Global Climate Disclosure
This article summarizes the development of climate disclosure policy by taking global, European Union, United States, and China as examples.
With the recovery of the global economy, energy related carbon dioxide emissions increased by 0.9% last year. Considering the current rate of carbon emissions, there is a 50% chance of achieving the goal of warming by 1.5 degrees Celsius in the next nine years, which means that the urgency to address climate issues is increasing.
Last November, the 27th United Nations Climate Conference announced that it would provide a Loss and Damage Fund for countries affected by climate disasters. Subsequently, at the 15th Conference of the Parties (COP15), all countries committed to protecting 30% of the earth’s land and marine resources by 2030. The consensus reached at these meetings cannot be separated from the support and development of climate disclosure policies.
Global Climate Disclosure Policy
International Financial Reporting Standards (IFRS) established ISSB (International Sustainability Standards Board) at the COP26 meeting. ISSB merged the International Integrated Reporting Council (IIRC), Climate Disclosure Standards Board (CDSB), and Sustainability Accounting Standards Board (SASB), and established Task Force on Climate Related Financial Disclosures (TCFD).
In March 2022, ISSB released two draft sustainability disclosure standards, namely IFRS S1 General Requirements for Disclosure of Sustainability Related Financial Information and IFRS S2 Climate Related Disclosures. Both reports take governance, strategy, risk management, indicators and objectives as pillars, and require enterprises to disclose climate and sustainability information.
Climate Disclosure Policy of EU
In November 2022, the European Union passed the Corporate Sustainability Reporting Directive (CSRD). CSRD will cover all companies listed in the European Union, as well as large companies registered and established in member states (large companies need to meet two of the following three criteria: asset liability scale exceeding 20 million euros, net turnover exceeding 40 million euros, and employees exceeding 250 people). For non-EU registered companies whose subsidiaries are listed in the EU or meet the standards for large companies, CSRD requires disclosure obligations to be fulfilled at the parent or subsidiary level. In addition, the reports provided by enterprises must be certified by a third party in order to enhance the credibility of the reports.
Except for CSRD, at the same time, the European Financial Reporting Advisory Group (EFRAG) submitted the draft European Sustainability Reporting Standards (ESRS) to the European Union. ESRS requires the company to disclose its strategy and business model, climate Scenario analysis, Scope 3 carbon emissions, and ESG impacts related to the value chain. ESRS adheres to the principle of double materiality, requiring companies to disclose the impact of sustainability issues on their own development and business operations.

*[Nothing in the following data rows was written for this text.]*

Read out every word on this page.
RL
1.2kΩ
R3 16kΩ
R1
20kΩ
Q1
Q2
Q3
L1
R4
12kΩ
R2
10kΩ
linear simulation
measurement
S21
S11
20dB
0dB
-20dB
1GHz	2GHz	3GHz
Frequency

Climate Disclosure Policy of US
In March 2022, the U.S. Securities and Exchange Commission (SEC) issued climate related disclosure rules for listed companies, requiring companies to report greenhouse gas emissions and climate related risk information. In terms of carbon emissions, Scope 1 and Scope 2 are required to make mandatory disclosures and provide third-party proof, while Scope 3 is currently under voluntary disclosure.
In November 2022, at the G20 Summit jointly hosted by the United States and China, the Sustainable Finance Working Group adopted the G20 Framework for Transition Finance, which enhanced the global climate governance system. The framework aims to promote the support of the financial sector for low-carbon transformation and provide reference for countries to formulate transitional fiscal policies.
Climate Disclosure Policy of China
In 2022, China released the 2035 National Climate Change Adaptation Strategy, which established a working system for observing climate systems, calculating impact risks, taking adaptation actions, and evaluating effectiveness based on the degree of climate change impacts faced by each region. This improved the ability of economic and natural ecosystems for climate change adaption.
In June 2022, China issued supervision measures for energy conservation and ecological environment protection of central enterprises, requiring them to implement the concept of green, low-carbon, and circular development, and incorporate carbon peak and carbon neutrality goals into their development plans. In addition, China continues to align with international standards in sustainable disclosure standards, and the Ministry of Finance and the China Securities Regulatory Commission have provided feedback to the draft of ISDS. In December 2022, ISSB and the Ministry of Finance announced the establishment of an office in China.